In [1]:
import re
import pandas as pd
import datetime as dt
import numpy as np
import matplotlib.pyplot as plt
import seaborn as sns

import requests
from bs4 import BeautifulSoup as bs

from importlib import reload
import carfax_scraper 


In [2]:
reload(carfax_scraper)
from carfax_scraper import pull_car_listings, build_car_df

In [3]:
plt.rcParams.update({'font.size': 14})

In [4]:
philly = {'url': 'https://www.carfax.com/Used-Cars-in-Philadelphia-PA_c4927',
          'zipcode': 19107,
          'name': 'philly'}
nyc = {'url': 'https://www.carfax.com/Used-Cars-in-Brooklyn-NY_c10456',
       'zipcode': 11222, 
       'name': 'nyc'}

location = nyc

In [5]:
# option to work with previously saved results
soup_list = []
with open(location['name']+'_soup_progress.txt') as f:
    html_list = f.read().split('BREAKHERE')
html_list.remove('')

for page in html_list:
    soup = bs(page, parser='lxml')
    soup_list.append(soup)

In [6]:
# pull all pages available in search results

# soup_list = pull_car_listings(philly, 55)

In [7]:
print('%i pages collected'%(len(soup_list)))

64 pages collected


In [8]:
cars = build_car_df(soup_list).set_index('index')
print('Shape with duplicates: (%i, %i)'%(cars.shape[0], cars.shape[1]))

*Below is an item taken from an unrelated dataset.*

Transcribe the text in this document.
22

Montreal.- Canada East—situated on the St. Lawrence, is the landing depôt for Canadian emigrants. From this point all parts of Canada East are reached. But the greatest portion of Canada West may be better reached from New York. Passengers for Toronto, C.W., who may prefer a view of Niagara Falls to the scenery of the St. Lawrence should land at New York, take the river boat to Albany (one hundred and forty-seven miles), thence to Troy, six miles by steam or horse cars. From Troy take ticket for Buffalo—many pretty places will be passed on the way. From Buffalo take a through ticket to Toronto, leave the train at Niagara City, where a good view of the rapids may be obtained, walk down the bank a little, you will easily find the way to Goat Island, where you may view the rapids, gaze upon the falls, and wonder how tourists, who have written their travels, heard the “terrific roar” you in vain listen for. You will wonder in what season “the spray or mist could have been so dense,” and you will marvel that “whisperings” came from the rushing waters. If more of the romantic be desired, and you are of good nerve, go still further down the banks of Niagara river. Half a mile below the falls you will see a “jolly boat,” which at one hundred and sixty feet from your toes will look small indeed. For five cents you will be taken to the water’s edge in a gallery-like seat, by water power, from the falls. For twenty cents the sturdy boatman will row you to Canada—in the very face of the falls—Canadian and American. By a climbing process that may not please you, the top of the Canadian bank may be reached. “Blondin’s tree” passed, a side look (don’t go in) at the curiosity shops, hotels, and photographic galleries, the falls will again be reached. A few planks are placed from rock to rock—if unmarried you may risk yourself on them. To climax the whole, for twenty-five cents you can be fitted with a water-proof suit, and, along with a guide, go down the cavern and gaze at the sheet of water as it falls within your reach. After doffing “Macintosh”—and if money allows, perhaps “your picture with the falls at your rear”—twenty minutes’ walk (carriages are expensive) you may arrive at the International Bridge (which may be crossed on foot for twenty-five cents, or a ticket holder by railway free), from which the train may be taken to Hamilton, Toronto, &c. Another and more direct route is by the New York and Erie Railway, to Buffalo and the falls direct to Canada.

cars = cars.drop_duplicates()
print('Shape without duplicates: (%i, %i)'%(cars.shape[0], cars.shape[1]))

Shape with duplicates: (1600, 14)
Shape without duplicates: (1191, 14)


In [9]:
def preprocessing(df, city=location['name']):
    # city: "philly" or "nyc"

    df = format_mileage(df).copy()
    
    df['location'] = df.apply(get_location, axis=1)

    if city=='philly':
        df['location'] = df['location'].str.replace('Phila,', 'Philadelphia,').copy()
        
    df = get_engine_info(df).copy()

    df = drop_electric_cars(df).copy()
    df = drop_odd_cylinders(df).copy()
    df = map_damage_values(df).copy()
    df['num_owners'] = df['history'].apply(get_prev_owners).copy()
    df['purchase_date'] = pd.to_datetime(df['history'].apply(get_purchase_date)).copy()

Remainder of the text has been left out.